Asis Saffar, Chefkoch im französischen Le Restaurant

„Natürlich haben sich die Sanktionen auf meine Arbeit ausgewirkt – c’est la vie. Ich kann jedoch nicht behaupten, dass ich deswegen bestimmte Gerichte in meiner Karte zur Gänze umändern oder gar streichen musste. Ich konnte für all jene Lebensmittel, die ich früher für meine Gerichte verwendet habe, einen vollwertigen Ersatz finden. Ich habe mich auf regionalen Märkten umgesehen und dabei – erstaunlicherweise – auch viele neue und interessante Lebensmittel entdeckt: Rind- und Kalbfleisch, Lammfleisch aus Brjansk und Woronesch, Gans- und Entenfleisch, Wachteln, aber auch gewöhnliche und schwarze Pfifferlinge aus Pilzfarmen rund um Moskau. Zu meinen Entdeckungen gehören auch Krabben aus Kamtschatka, Heilbutt aus Murmansk, Früchte und saisonales Gemüse sowie Kräuter aus Krasnodar.
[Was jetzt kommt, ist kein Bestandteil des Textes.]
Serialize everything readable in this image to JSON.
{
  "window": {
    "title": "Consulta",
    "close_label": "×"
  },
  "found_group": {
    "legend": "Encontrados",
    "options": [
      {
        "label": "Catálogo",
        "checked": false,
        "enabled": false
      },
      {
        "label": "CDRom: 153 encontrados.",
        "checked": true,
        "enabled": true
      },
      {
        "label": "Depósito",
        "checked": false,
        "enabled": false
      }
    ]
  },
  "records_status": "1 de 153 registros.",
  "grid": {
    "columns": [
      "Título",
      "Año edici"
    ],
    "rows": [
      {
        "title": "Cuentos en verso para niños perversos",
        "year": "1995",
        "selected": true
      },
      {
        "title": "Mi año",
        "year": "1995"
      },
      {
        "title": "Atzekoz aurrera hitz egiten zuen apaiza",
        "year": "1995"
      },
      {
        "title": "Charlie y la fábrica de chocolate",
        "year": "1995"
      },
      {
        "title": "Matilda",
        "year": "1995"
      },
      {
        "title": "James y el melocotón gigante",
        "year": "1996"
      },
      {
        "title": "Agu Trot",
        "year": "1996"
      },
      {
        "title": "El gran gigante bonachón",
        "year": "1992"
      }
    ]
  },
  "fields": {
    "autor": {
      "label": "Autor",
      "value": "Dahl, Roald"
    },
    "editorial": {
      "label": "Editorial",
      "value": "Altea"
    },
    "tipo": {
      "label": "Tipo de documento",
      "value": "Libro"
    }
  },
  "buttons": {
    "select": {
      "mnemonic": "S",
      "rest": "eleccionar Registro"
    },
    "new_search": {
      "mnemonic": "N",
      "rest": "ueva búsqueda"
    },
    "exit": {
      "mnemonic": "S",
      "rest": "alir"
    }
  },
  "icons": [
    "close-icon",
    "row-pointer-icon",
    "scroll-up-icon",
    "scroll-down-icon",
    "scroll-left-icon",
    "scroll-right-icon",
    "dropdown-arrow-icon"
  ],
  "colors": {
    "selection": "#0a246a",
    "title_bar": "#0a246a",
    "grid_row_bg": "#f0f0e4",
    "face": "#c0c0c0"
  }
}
Asis Saffar. Foto: Pressebild

Das Fundstück, das mich jedoch persönlich am meisten freut, sind die Trüffeln von der Krim, die den französischen Trüffeln in nichts nachstehen.“

Sergej Eroschenko, Chefkoch im Tschestnaja kuchnja (russische Küche) und Fjedja, ditsch! (Fusionsküche)
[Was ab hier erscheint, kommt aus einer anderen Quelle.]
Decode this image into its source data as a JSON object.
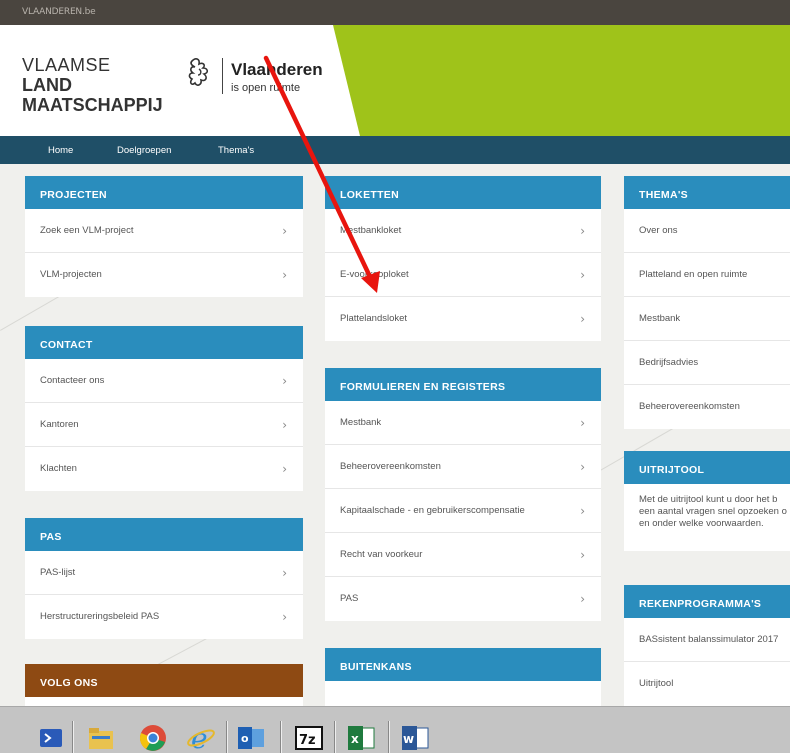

Sergej Eroschenko. Foto: Pressebild

„Meine Projekte beruhten von Anfang an ausschließlich auf der Verwendung von Lebensmitteln aus der Region. So nutze ich Wild und Fisch aus dem Norden Russlands, Fleisch wie Rind und Schwein sowie auch Geflügel von Bauern aus der Region, und saisonale Gemüse, Beeren und andere Früchte. Natürlich ist die Nachfrage nach russischen Lebensmitteln gestiegen. Ich merke auch, dass sich viele Chefköche umstellen, indem sie neue Lebensmittel einkaufen und die Gerichte auf ihren Speisekarten den Umständen entsprechend anpassen. Für manche Projekte war es dabei zweifellos sehr schwer, unter den Lebensmittelsanktionen weiterhin arbeiten zu können: Vor allem Luxus-Restaurants mit italienischer, mediterraner oder französischer Küche müssen derzeit viel hinnehmen, da sie früher ihre hohen Preise meist mit exklusiven Lebensmitteln rechtfertigen konnten. Diese sind aufgrund der Sanktionen heute natürlich kaum noch zu bekommen.“

Christian Lorenzini, Chefkoch in den Restaurants Christian (kreative Küche) und Buono (italienische Küche)

Christian Lorenzini. Foto: Pressebild

„Ich glaube, dass die Lage derzeit noch völlig unklar ist und man noch keine weitreichenden Rückschlüsse ziehen kann. Als Chefkoch kann ich allerdings auch sagen, dass mir die derzeitige Situation nicht wirklich gefällt. Mir fehlen oft viele Käse- und Wurstsorten, importierte Milchprodukte, qualitativ hochwertige Sahne, Fleischsorten, einige Arten Fisch und Muscheln. So musste ich beispielsweise das Gericht Foie gras (eine Spezialität aus Gänse- oder Entenleber – Anm. d. Red.) aus der Karte streichen. Aber auch andere Lebensmittel sind einfach entweder sehr schnell zu teuer geworden oder gänzlich vom Markt verschwunden.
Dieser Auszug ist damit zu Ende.